A number of commentators have compared the Occupy movement with the Tea Party. Although there are some similarities–mainly frustration with the status quo and anger at the political system–those comparisons ultimately fail.
The Tea Party–to judge by its spokespersons, placards and photos of meetings–is a profoundly reactionary movement. Its slogan is “I Want My Country Back,” and there hasn’t been much subtlety about the identity of those from whom they want it “back.” Viewed through a Tea Party lens, some people are more American than others.
The Occupy movement’s slogan is equally telling. “We are the 99 percent” is both an affirmation of how Occupiers see themselves and an expression of solidarity with the broad majority of Americans of all kinds.

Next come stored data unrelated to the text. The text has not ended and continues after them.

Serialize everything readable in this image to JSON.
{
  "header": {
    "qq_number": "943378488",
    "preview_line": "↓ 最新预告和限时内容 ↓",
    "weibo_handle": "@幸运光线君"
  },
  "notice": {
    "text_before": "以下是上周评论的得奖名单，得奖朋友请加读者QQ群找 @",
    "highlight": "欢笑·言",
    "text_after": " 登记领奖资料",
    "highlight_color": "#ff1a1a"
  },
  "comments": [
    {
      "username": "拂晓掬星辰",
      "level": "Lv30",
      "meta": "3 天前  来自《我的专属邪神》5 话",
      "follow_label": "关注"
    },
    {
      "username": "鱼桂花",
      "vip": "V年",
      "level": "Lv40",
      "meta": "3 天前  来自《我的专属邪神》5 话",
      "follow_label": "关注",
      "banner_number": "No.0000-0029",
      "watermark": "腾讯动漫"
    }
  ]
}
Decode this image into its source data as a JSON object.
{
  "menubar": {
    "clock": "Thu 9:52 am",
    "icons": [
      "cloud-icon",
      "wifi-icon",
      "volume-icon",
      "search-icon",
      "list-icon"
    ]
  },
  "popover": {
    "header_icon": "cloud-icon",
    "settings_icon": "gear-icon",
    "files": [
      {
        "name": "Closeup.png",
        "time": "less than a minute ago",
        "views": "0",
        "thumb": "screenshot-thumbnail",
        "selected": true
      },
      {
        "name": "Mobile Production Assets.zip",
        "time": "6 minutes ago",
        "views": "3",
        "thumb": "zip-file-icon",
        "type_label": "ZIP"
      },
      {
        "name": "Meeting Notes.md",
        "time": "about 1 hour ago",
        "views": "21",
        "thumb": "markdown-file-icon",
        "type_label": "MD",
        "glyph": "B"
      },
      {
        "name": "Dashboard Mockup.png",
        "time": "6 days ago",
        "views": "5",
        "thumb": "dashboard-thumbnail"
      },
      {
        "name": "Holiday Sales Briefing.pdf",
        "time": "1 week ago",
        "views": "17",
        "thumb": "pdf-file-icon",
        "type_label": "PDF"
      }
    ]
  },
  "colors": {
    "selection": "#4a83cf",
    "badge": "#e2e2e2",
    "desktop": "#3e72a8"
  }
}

Those who see the Occupy movement as a repeat of the Sixties miss an essential difference. As E.J. Dionne pointed out in a recent column,”The protests of that era were rooted in affluence. Too often in those years, the left cut itself off from the concerns of the white working class and disdained its values. That’s the history the right wants to revive. In fact, the Occupy demonstrations are precisely about the concerns of Americans who have been sidelined economically. This in turn is why polls show broad support for Occupy’s objectives of greater economic equality and more financial accountability.”
The response of the peaceful students who were pepper-sprayed at UC Davis was instructive. As numerous You Tube videos plainly showed, the students responded to unwarranted brutality by linking arms and remaining seated, despite the obvious pain they were experiencing. These were not Weathermen; they were earnest young people protesting a system that has been corrupted by the haves–a system that now protects status and wealth at the expense of the poor and (dwindling) middle-class.
Whenever there is a “movement,” there are unhinged hangers-on, and neither the Tea Party nor Occupy should be judged by their fringes. That said, their common frustration with the status quo should not blind us to the very significant differences between them.
Nostalgia for a highly idealized past and a palpable resentment of “others” animates the Tea Party; sympathy and a demand for social justice motivates the Occupiers.